Between May–August 1794, part of the regiment was engaged in the fighting in Corsica, which led to the establishment of the Anglo-Corsican Kingdom. At the Siege of Calvi, the regiment inflicted heavy casualties on the Republicans which led to the fall of the local Republican forces.

Meanwhile, in London, Great Britain, Secretary of State for War Henry Dundas, 1st Viscount Melville, felt the regiment should be incorporated into new émigré regiments formed in England. In June 1794, orders were given to concentrate the regiment in England for incorporation into the Régiment de Hervilly's white cockade regiment.

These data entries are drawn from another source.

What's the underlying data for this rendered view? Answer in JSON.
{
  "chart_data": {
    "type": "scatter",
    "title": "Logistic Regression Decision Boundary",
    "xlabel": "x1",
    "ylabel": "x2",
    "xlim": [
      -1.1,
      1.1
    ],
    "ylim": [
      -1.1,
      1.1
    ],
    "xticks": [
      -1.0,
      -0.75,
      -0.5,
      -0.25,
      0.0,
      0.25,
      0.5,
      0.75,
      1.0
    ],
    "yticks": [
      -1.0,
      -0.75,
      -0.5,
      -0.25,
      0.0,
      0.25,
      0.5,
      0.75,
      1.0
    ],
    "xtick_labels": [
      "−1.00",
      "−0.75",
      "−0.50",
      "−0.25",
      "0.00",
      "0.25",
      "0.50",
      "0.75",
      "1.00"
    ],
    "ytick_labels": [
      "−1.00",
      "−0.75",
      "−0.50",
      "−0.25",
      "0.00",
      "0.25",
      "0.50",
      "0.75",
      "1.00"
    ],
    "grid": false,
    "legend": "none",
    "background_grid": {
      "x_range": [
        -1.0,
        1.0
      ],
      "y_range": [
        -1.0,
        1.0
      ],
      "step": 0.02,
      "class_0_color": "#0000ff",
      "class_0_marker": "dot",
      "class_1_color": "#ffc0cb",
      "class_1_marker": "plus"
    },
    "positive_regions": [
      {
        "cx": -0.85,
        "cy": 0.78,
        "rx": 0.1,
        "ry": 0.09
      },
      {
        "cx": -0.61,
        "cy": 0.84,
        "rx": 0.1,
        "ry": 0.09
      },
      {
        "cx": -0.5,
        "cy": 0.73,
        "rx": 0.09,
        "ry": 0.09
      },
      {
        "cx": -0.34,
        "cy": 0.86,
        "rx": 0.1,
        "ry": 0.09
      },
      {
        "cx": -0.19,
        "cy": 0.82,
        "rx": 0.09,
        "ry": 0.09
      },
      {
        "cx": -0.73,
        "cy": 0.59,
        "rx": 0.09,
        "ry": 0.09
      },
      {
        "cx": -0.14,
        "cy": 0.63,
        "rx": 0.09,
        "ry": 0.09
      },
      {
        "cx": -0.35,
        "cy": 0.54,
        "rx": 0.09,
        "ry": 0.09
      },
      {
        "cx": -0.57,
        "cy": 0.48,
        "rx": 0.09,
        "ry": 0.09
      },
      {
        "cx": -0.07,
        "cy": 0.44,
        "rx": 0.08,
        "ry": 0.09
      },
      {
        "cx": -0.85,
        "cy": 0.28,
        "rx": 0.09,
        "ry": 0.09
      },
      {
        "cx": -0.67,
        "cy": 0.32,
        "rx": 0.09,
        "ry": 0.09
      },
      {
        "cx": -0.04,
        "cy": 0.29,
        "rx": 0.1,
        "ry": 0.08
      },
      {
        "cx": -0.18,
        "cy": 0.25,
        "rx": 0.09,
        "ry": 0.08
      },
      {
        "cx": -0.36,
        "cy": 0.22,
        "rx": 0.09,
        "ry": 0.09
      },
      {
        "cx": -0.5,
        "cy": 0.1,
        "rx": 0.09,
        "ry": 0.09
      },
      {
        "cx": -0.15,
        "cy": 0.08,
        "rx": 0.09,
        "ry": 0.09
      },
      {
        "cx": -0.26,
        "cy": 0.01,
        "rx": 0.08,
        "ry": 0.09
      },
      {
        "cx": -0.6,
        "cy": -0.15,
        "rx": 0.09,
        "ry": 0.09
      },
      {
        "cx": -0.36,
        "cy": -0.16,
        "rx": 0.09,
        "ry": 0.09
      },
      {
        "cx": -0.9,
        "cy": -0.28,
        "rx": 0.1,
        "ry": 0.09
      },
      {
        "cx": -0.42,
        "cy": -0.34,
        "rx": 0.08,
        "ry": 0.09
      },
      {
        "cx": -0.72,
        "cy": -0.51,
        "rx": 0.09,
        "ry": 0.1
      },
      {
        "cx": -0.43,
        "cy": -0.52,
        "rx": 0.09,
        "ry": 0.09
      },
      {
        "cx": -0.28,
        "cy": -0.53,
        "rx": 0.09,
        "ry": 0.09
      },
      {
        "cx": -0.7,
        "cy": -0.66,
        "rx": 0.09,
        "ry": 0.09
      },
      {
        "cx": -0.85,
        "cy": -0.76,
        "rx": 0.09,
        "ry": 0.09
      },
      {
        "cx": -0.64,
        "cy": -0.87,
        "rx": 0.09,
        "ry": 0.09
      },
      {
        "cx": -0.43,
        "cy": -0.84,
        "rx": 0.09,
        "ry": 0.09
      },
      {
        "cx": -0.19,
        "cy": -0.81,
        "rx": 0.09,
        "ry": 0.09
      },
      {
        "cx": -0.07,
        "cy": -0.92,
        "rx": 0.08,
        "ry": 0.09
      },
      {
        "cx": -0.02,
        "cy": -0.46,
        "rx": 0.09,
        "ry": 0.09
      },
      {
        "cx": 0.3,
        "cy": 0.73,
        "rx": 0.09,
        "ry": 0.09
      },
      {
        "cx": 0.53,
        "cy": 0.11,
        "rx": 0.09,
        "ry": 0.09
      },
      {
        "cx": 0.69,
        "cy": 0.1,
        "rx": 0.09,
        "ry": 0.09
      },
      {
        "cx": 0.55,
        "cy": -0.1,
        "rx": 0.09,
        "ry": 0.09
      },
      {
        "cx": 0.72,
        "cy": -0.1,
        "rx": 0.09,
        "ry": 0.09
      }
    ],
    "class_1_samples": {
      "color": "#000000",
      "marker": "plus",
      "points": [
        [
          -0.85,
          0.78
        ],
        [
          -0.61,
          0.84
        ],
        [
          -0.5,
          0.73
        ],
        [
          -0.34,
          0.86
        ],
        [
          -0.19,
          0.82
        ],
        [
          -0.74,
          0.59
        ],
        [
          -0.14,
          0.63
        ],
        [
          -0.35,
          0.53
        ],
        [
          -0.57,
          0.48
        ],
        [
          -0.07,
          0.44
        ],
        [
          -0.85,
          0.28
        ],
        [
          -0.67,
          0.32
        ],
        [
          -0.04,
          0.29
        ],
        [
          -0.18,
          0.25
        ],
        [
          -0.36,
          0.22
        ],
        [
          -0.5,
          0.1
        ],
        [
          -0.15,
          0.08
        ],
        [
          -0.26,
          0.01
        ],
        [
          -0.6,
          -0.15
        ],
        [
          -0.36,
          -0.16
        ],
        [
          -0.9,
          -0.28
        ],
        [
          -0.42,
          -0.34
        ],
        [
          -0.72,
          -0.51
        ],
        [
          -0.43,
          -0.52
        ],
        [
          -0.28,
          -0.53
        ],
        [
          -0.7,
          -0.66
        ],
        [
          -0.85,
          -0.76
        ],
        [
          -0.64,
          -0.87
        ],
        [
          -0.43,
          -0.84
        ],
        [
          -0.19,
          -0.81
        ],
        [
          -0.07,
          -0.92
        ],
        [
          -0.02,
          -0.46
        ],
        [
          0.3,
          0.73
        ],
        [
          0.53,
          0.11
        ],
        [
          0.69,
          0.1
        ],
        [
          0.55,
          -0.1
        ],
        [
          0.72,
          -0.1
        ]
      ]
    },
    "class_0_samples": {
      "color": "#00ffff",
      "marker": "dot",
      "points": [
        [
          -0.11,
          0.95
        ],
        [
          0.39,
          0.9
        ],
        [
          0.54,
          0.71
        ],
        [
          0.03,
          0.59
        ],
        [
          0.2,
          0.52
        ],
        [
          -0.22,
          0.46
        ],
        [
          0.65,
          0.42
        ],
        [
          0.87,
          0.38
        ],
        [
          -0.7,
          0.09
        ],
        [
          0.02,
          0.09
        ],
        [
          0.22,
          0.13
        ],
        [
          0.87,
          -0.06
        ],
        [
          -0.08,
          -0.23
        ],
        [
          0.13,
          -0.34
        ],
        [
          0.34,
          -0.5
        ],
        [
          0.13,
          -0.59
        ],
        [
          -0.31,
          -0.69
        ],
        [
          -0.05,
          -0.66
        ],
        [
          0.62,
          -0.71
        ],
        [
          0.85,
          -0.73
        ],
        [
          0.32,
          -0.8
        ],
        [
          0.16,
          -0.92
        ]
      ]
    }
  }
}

General Sir Gilbert Elliot, 4th Baronet, tried vainly to countermand the decision. Regardless, in November, the regiment arrived at Portsmouth Naval Base, Hampshire, about 475 strong, and was incorporated into the Régiment de Hervilly on 12 December 1794.

== Uniform ==
The regimental uniform was as follows: white coat, blue collars, cuffs and lapels, white turnbacks with blue fleur-de-lis, while shoulder straps edged blue, brass buttons stamped with three fleur-de-lis and '1'; white waistcoat and breeches, black bicorne with white cockade and cockade loop. The regiment was armed with the Charleville M1777 infantry musket with white accoutrements. Grenadiers had a bearskin cap with a brass plate stamped with fleur-de-lis, white cords and red plume, red fringed epaulettes, red (flaming grenade turnback ornaments). Drummers wore French Royal livery: blue coat with red facings, a white chain on crimson livery lace. The uniform was of French Royal Army style, cut according to 1791 regulations: non-commissioned officers had French rank distinctions while officers had gold buttons and epaulettes.

Following the regiment's incorporation into the Hervilly regiment, a new scarlet red uniform was issued, though the royal blue facings remained in honour of the old unit.